New York City Mayor Michael Bloomberg Launched Plan To Strengthen Defenses Against Future Floods, Extreme Weather Whatever your opinion on global warming, right now the issue is to create protection against its impact

By Paolo von Schirach

June 12, 2013

WASHINGTON – New York Mayor Michael Bloomberg is getting close to the end of his term. Nonetheless, he put forward a complex and ambitious $ 19 bln plan to upgrade New York City’s defenses against hurricanes, high water or other extreme weather occurrences. If we keep in mind the $ 19 bln price tag of the damages (including property and lost economic activities) caused by Hurricane Sandy not too long ago, a robust sea defenses and more upgrade sounds most appropriate. As of now, considering projected rise in sea levels, the estimate is that in just a few years almost 1 million NYC residents will find themselves in areas likely to be flooded.

Pragmatic approach

Assuming that it is well structured, Bloomberg’s plan is timely. Of course, the key challenge is cost. $ 19 bln is a lot of money. Nevertheless, this large investment (some of iot will be paid by the Federal Government) is well worth the cost, as it will provide a significantly higher level of protection to one of the most important cities in America.

That said, it is important to note that Mayor Bloomberg decided to act as a good, pragmatic policy-maker, as opposed  to engaging in populist posturing about who is to blame for extreme weather. Indeed, whatever your opinion on global warming, who caused it, and what not, the issue immediately at hand for any responsible administration is to adjust to its consequences.

Let’s stay focused on new green technologies

Sure enough, on a parallel and equally important track, it is imperative to find ways to power this planet without cooking everything and everybody in it. We have to figure out a way to have truly sustainable economic development and material comforts without causing irreparable damage. But we also know that whatever will be done, it will not be done qaickly. Alas, there are no easy fixes. There is no off the shelf, cost effective renewable technology, electric car and zero emission power plant that can replace –today– all the old emission causing assets.

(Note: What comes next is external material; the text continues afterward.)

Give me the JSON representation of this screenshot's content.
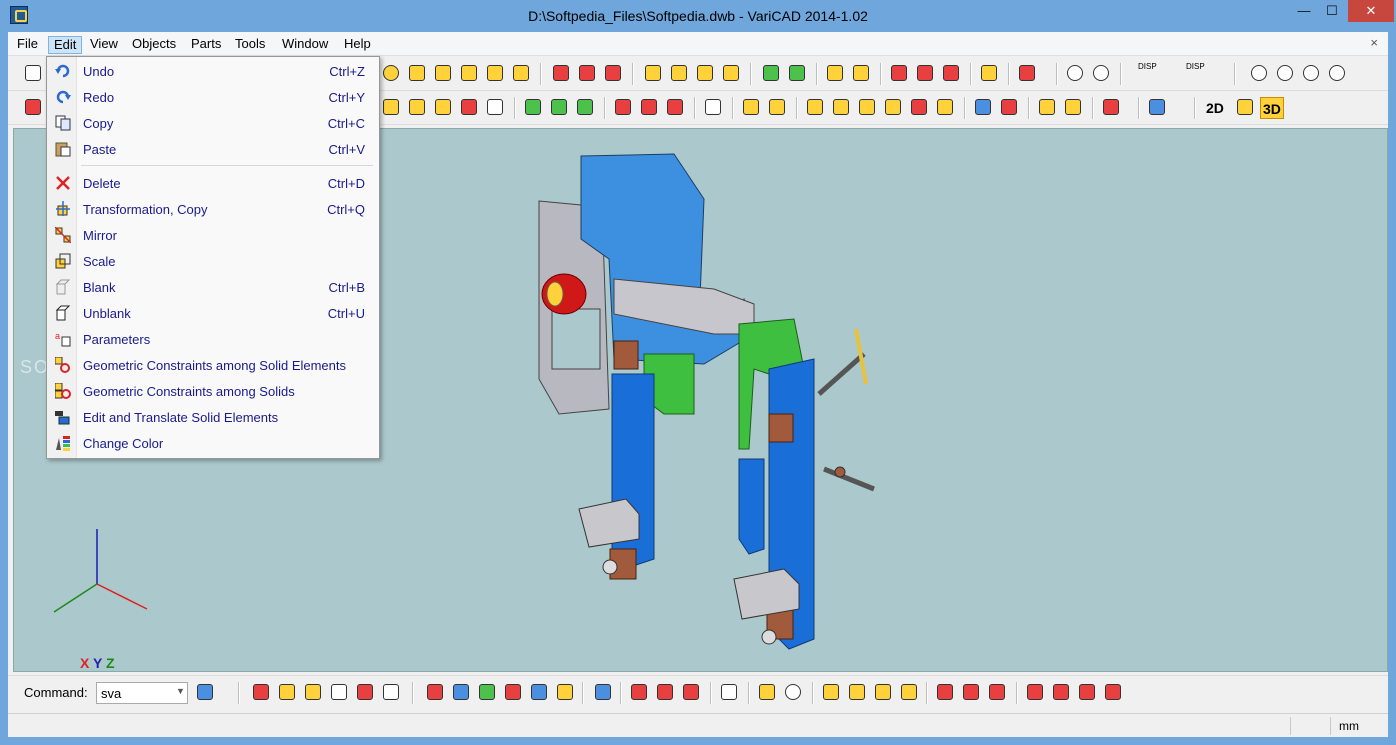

Of course, we should keep investing aggressively in low or zero emission technologies, be it in industry, housing, power generation, automobiles and what not. This should remain our goal. But in the meantime, let’s deal with the impact of global warming. Let’s build new barriers that will protect coastal areas in NYC and elsewhere. The up front cost is likely to be lower than the cost of damages caused by the next hurricane.

To act now is sound policy

Politically speaking, Mayor Bloomberg, nearing the end of his term, could have have done nothing and then handed this complicated issue over to his successor. But he did not do this. He started the process, stressing the urgency of these investments in new protection systems, while expressing the hope that, whatever will get started under his administration, it will be completed by the next Mayor. This is good policy-making.